3. Calcular a área total máxima construível (pelo Coeficiente de Aproveitamento - CA): Área total construível = Área do terreno × CA = 800 m² × 2 = 1600 m².
 Este é o total de metros quadrados que podem ser construídos somando-se todos os andares.
4. Calcular o número de pavimentos: Número de pavimentos = Área total construível / Área de projeção por pavimento = 1600 m² / 200 m² = 8 pavimentos.
Portanto, a área máxima que pode ser construída é de
1.600,00 m², distribuída em 8 pavimentos de 200,00 m² cada.

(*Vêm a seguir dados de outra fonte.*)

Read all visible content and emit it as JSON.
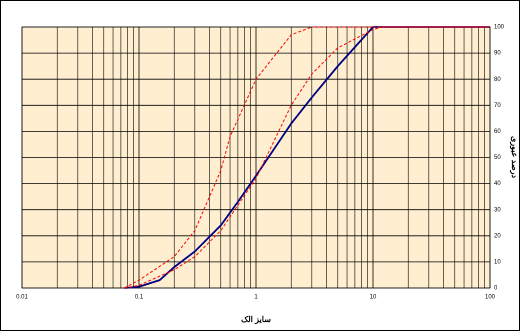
{
  "chart_data": {
    "type": "line",
    "xlabel": "سایز الک",
    "ylabel": "درصد عبوری",
    "xscale": "log",
    "xlim": [
      0.01,
      100
    ],
    "xticks": [
      0.01,
      0.1,
      1,
      10,
      100
    ],
    "ylim": [
      0,
      100
    ],
    "yticks": [
      0,
      10,
      20,
      30,
      40,
      50,
      60,
      70,
      80,
      90,
      100
    ],
    "grid": true,
    "background": "#ffefd0",
    "series": [
      {
        "color": "#000080",
        "dashed": false,
        "x": [
          0.075,
          0.1,
          0.15,
          0.2,
          0.3,
          0.5,
          0.7,
          1,
          2,
          3,
          5,
          10,
          100
        ],
        "values": [
          0,
          0.5,
          3,
          8,
          14,
          24,
          33,
          43,
          63,
          73,
          85,
          100,
          100
        ]
      },
      {
        "color": "#ff0000",
        "dashed": true,
        "x": [
          0.075,
          0.1,
          0.2,
          0.3,
          0.5,
          0.6,
          1,
          2,
          3,
          100
        ],
        "values": [
          0,
          3,
          12,
          22,
          45,
          58,
          80,
          97,
          100,
          100
        ]
      },
      {
        "color": "#ff0000",
        "dashed": true,
        "x": [
          0.075,
          0.1,
          0.2,
          0.3,
          0.5,
          1,
          2,
          3,
          5,
          10,
          12,
          100
        ],
        "values": [
          0,
          1,
          7,
          12,
          22,
          42,
          70,
          82,
          92,
          99,
          100,
          100
        ]
      }
    ]
  }
}
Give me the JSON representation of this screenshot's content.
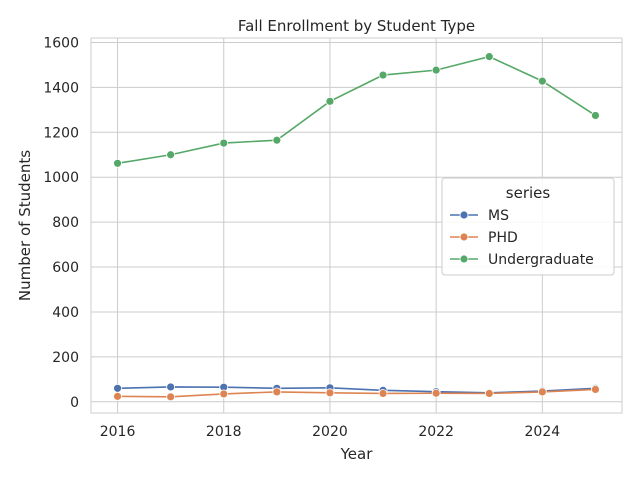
{
  "chart_data": {
    "type": "line",
    "title": "Fall Enrollment by Student Type",
    "xlabel": "Year",
    "ylabel": "Number of Students",
    "xlim": [
      2015.5,
      2025.5
    ],
    "ylim": [
      -50,
      1620
    ],
    "xticks": [
      2016,
      2018,
      2020,
      2022,
      2024
    ],
    "yticks": [
      0,
      200,
      400,
      600,
      800,
      1000,
      1200,
      1400,
      1600
    ],
    "grid": true,
    "legend": {
      "title": "series",
      "placement": "center-right"
    },
    "x": [
      2016,
      2017,
      2018,
      2019,
      2020,
      2021,
      2022,
      2023,
      2024,
      2025
    ],
    "series": [
      {
        "name": "MS",
        "color": "#4c72b0",
        "values": [
          60,
          66,
          65,
          60,
          62,
          51,
          45,
          40,
          48,
          60
        ]
      },
      {
        "name": "PHD",
        "color": "#dd8452",
        "values": [
          24,
          22,
          35,
          44,
          40,
          37,
          38,
          37,
          44,
          55
        ]
      },
      {
        "name": "Undergraduate",
        "color": "#55a868",
        "values": [
          1062,
          1100,
          1152,
          1165,
          1338,
          1455,
          1477,
          1537,
          1428,
          1275
        ]
      }
    ]
  }
}
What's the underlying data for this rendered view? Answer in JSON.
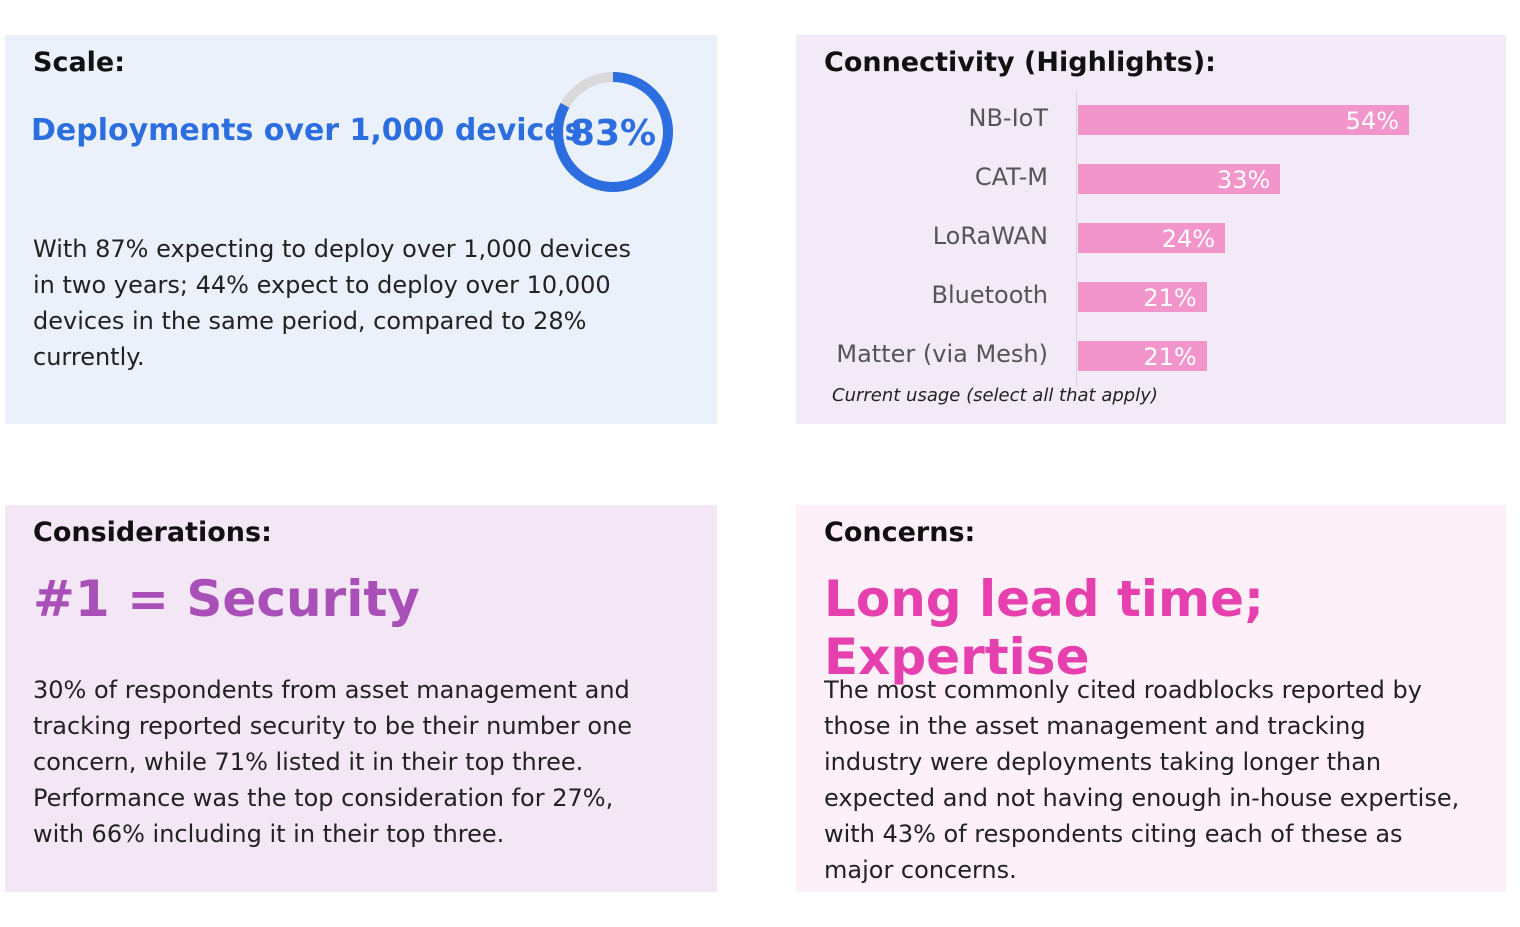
{
  "scale": {
    "heading": "Scale:",
    "headline": "Deployments over 1,000 devices",
    "gauge_value": 83,
    "gauge_label": "83%",
    "text": "With 87% expecting to deploy over 1,000 devices in two years; 44% expect to deploy over 10,000 devices in the same period, compared to 28% currently."
  },
  "connectivity": {
    "heading": "Connectivity (Highlights):",
    "note": "Current usage (select all that apply)"
  },
  "chart_data": {
    "type": "bar",
    "orientation": "horizontal",
    "categories": [
      "NB-IoT",
      "CAT-M",
      "LoRaWAN",
      "Bluetooth",
      "Matter (via Mesh)"
    ],
    "values": [
      54,
      33,
      24,
      21,
      21
    ],
    "data_labels": [
      "54%",
      "33%",
      "24%",
      "21%",
      "21%"
    ],
    "xlabel": "Current usage (select all that apply)",
    "grid": false
  },
  "considerations": {
    "heading": "Considerations:",
    "headline": "#1 = Security",
    "text": "30% of respondents from asset management and tracking reported security to be their number one concern, while 71% listed it in their top three. Performance was the top consideration for 27%, with 66% including it in their top three."
  },
  "concerns": {
    "heading": "Concerns:",
    "headline": "Long lead time; Expertise",
    "text": "The most commonly cited roadblocks reported by those in the asset management and tracking industry were deployments taking longer than expected and not having enough in-house expertise, with 43% of respondents citing each of these as major concerns."
  },
  "colors": {
    "blue": "#2c6ee0",
    "purple": "#a94fb8",
    "pink": "#e63fae",
    "bar": "#f195cb",
    "gauge_track": "#d9d9d9"
  }
}
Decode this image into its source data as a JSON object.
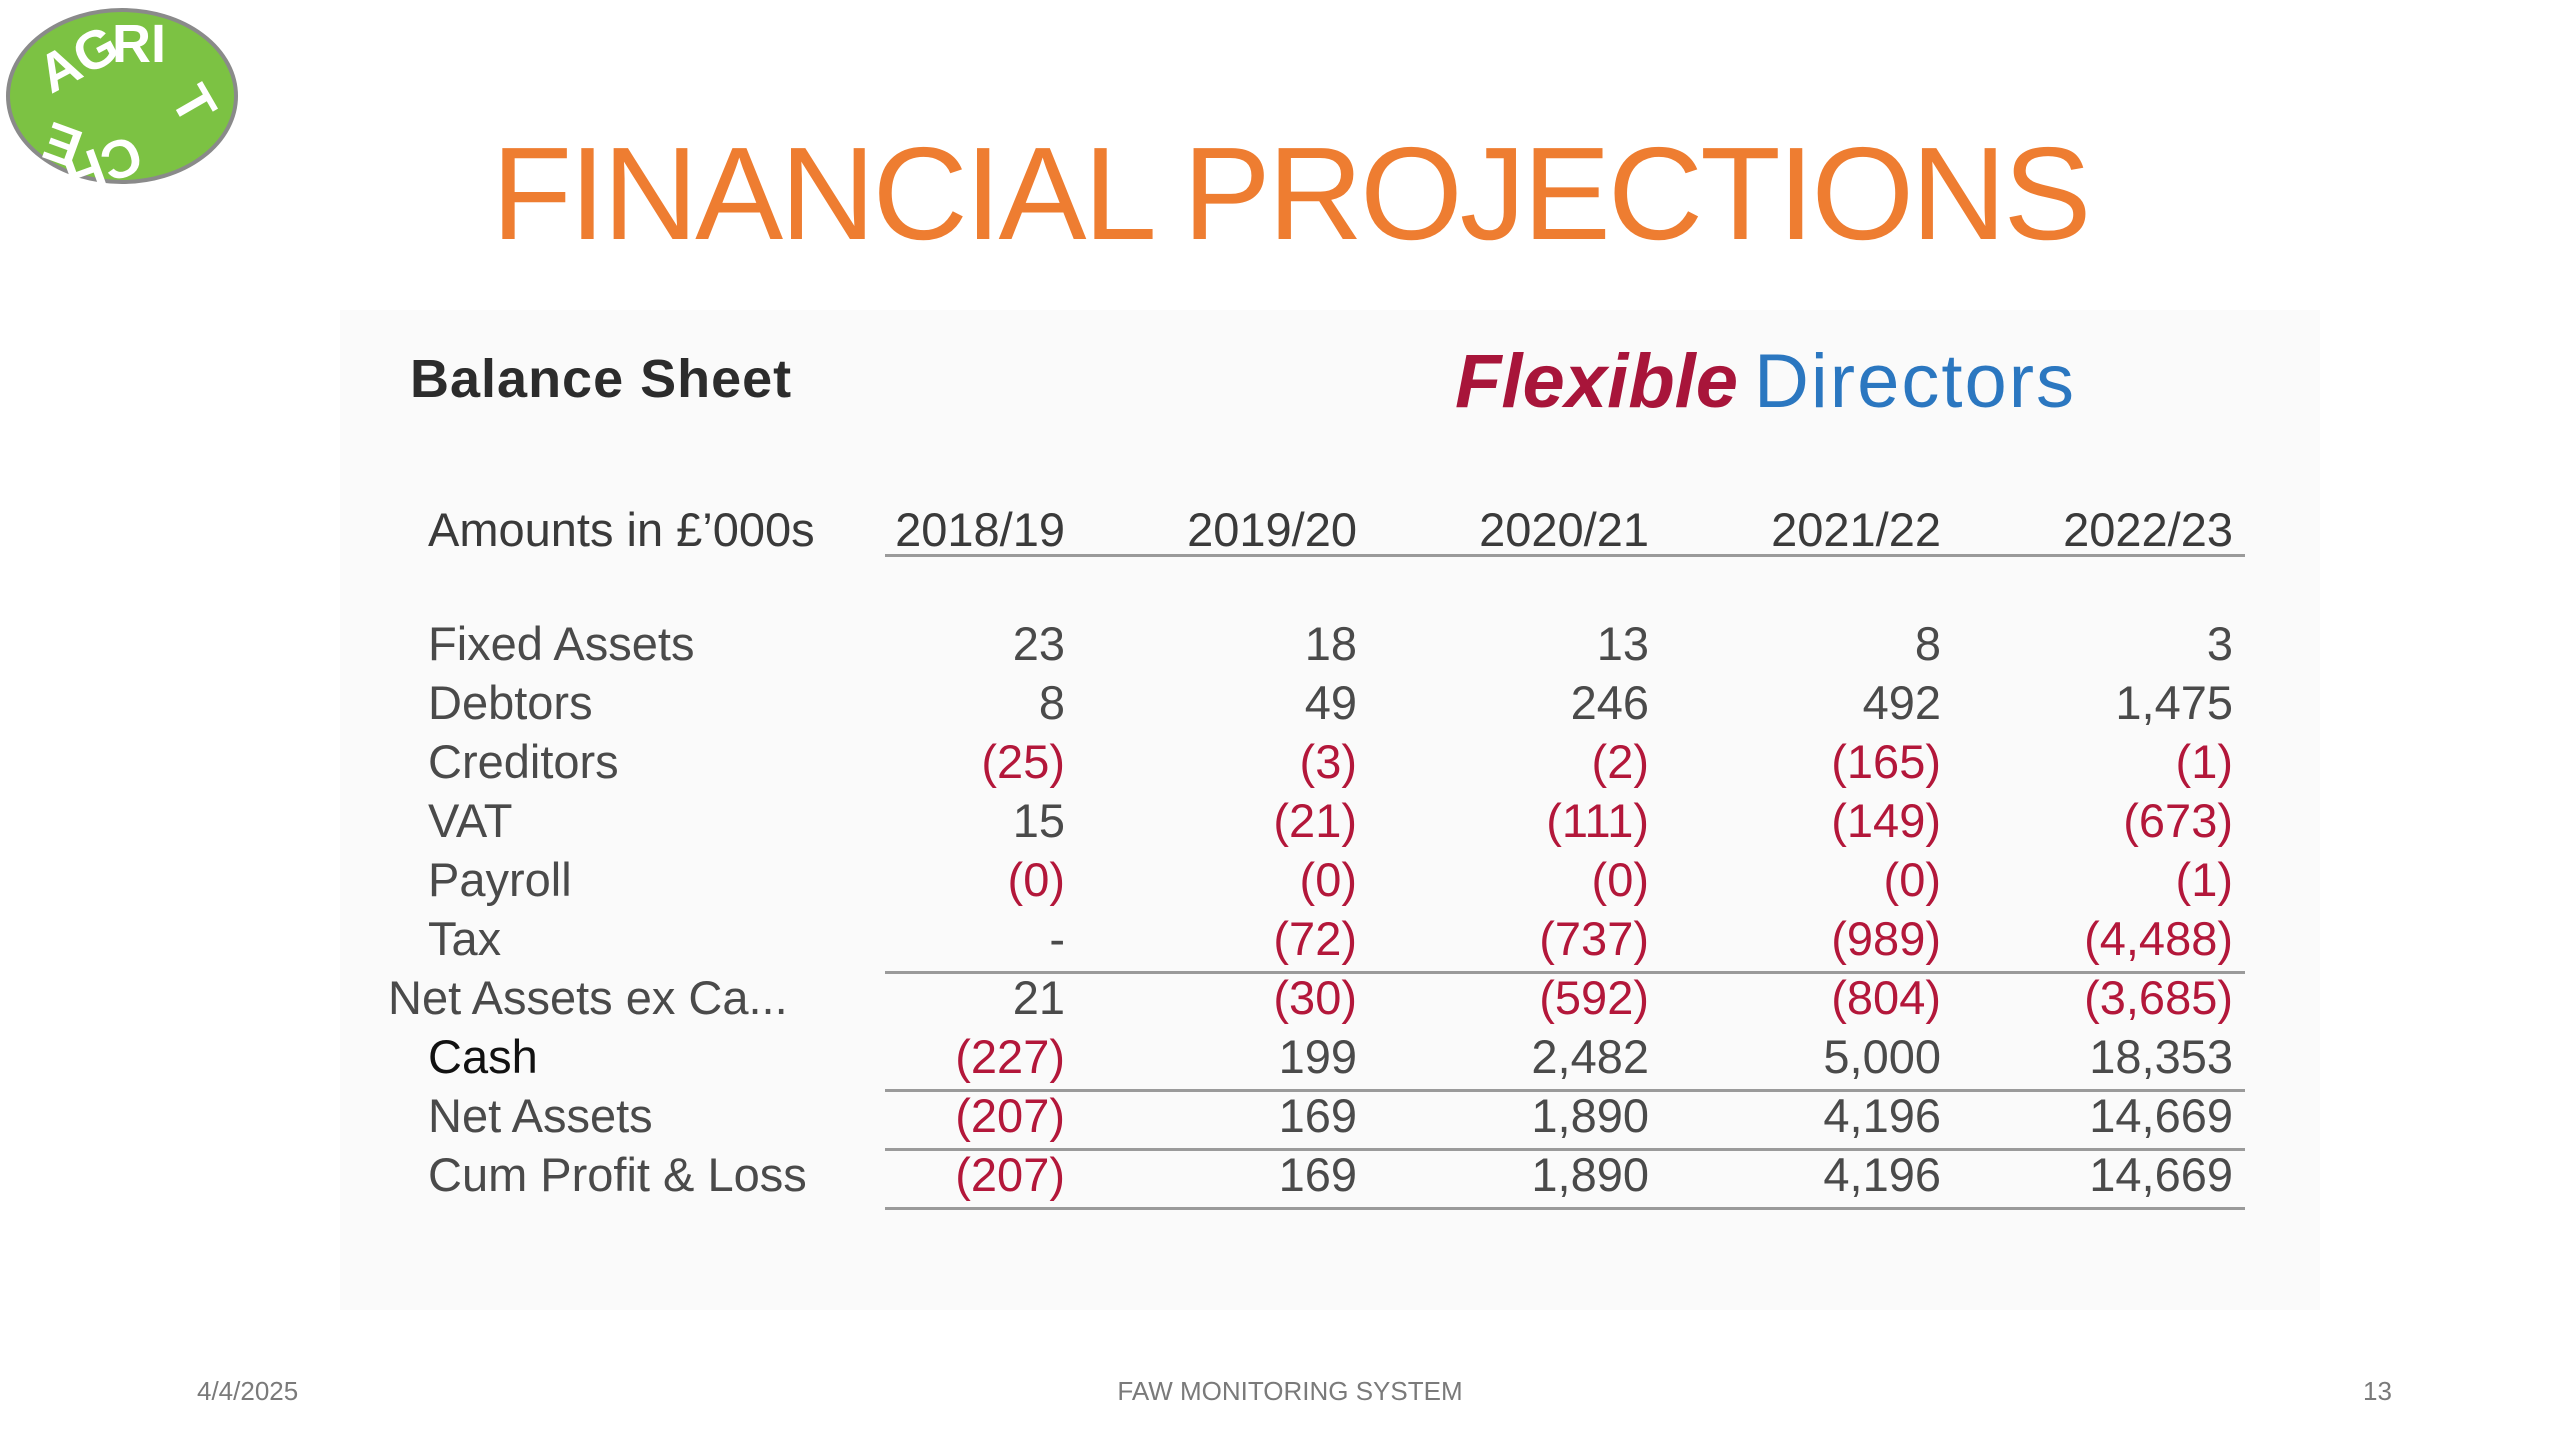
{
  "slide": {
    "title": "FINANCIAL PROJECTIONS",
    "logo_text": "AGRITECH",
    "footer": {
      "date": "4/4/2025",
      "center": "FAW MONITORING SYSTEM",
      "page": "13"
    }
  },
  "sheet": {
    "heading": "Balance Sheet",
    "brand_a": "Flexible",
    "brand_b": "Directors",
    "column_header": "Amounts in £’000s",
    "years": [
      "2018/19",
      "2019/20",
      "2020/21",
      "2021/22",
      "2022/23"
    ],
    "rows": [
      {
        "label": "Fixed Assets",
        "values": [
          "23",
          "18",
          "13",
          "8",
          "3"
        ]
      },
      {
        "label": "Debtors",
        "values": [
          "8",
          "49",
          "246",
          "492",
          "1,475"
        ]
      },
      {
        "label": "Creditors",
        "values": [
          "(25)",
          "(3)",
          "(2)",
          "(165)",
          "(1)"
        ]
      },
      {
        "label": "VAT",
        "values": [
          "15",
          "(21)",
          "(111)",
          "(149)",
          "(673)"
        ]
      },
      {
        "label": "Payroll",
        "values": [
          "(0)",
          "(0)",
          "(0)",
          "(0)",
          "(1)"
        ]
      },
      {
        "label": "Tax",
        "values": [
          "-",
          "(72)",
          "(737)",
          "(989)",
          "(4,488)"
        ]
      },
      {
        "label": "Net Assets ex Ca...",
        "values": [
          "21",
          "(30)",
          "(592)",
          "(804)",
          "(3,685)"
        ]
      },
      {
        "label": "Cash",
        "values": [
          "(227)",
          "199",
          "2,482",
          "5,000",
          "18,353"
        ]
      },
      {
        "label": "Net Assets",
        "values": [
          "(207)",
          "169",
          "1,890",
          "4,196",
          "14,669"
        ]
      },
      {
        "label": "Cum Profit & Loss",
        "values": [
          "(207)",
          "169",
          "1,890",
          "4,196",
          "14,669"
        ]
      }
    ],
    "colors": {
      "negative": "#b3173a",
      "title": "#ee7d31",
      "logo_green": "#7cc243"
    }
  }
}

6) (FUMARC - TRT 3 - Analista Judiciário - Área Apoio Especializado - Especialidade: Arquitetura - 2022) Uma casa com 257,00 m2 de área construída está implantada em um terreno urbano de geometria regular, com dimensões de 15 m na testada e 30 m de profundidade. A legislação urbana permite no local um coeficiente de aproveitamento igual a 1,2. Considerando isso, em uma eventual reforma, o acréscimo de área, segundo a lei, NÃO poderá ultrapassar os:
a) 193,00 m² b) 257,00 m² c) 283,00 m² d) 485,00 m² e) 540,00m²
Gabarito: C) 283,00 m²
Resolução e Explicação:
1. Calcular a área total do terreno: Área do terreno = Testada × Profundidade = 15 m × 30 m = 450 m².
2. Calcular a área máxima construível permitida pela legislação (com o Coeficiente de Aproveitamento - CA): Área máxima permitida = Área do terreno × CA = 450 m² × 1,2 = 540 m².
3. Calcular a área que ainda pode ser construída (acréscimo): Acréscimo de área = Área máxima permitida - Área já construída = 540 m² - 257,00 m² = 283,00 m².
Portanto, o acréscimo de área não poderá ultrapassar 283,00 m².
7) (FCC - TRT 22 - Analista Judiciário - Área Apoio Especializado - Especialidade: Engenharia - 2022) Em um terreno com área total de 2.500 m2 pretende-se construir um edifício residencial. O pavimento térreo tem área igual a 500 m2 e os demais andares-tipo possuem área de 250 m2. Sabendo-se que a taxa máxima de ocupação é de 70% e o coeficiente de aproveitamento é igual a 1,5, o número de andares que poderão ser construídos, além do térreo, é de, no máximo,
A 8. B 5. C 13. D 15. E 10.
Gabarito: C) 13.
Resolução e Explicação:
1. Calcular a área total máxima permitida pelo Coeficiente de Aproveitamento (CA): Área Total Permitida = Área do Terreno × CA = 2.500 m² × 1,5 = 3.750 m².
2. Verificar a Taxa de Ocupação (TO) para o pavimento térreo: Área de projeção do térreo = 500 m².
Área máxima de projeção pelo TO = Área do Terreno × TO = 2.500 m² × 70% (0,70) = 1.750 m².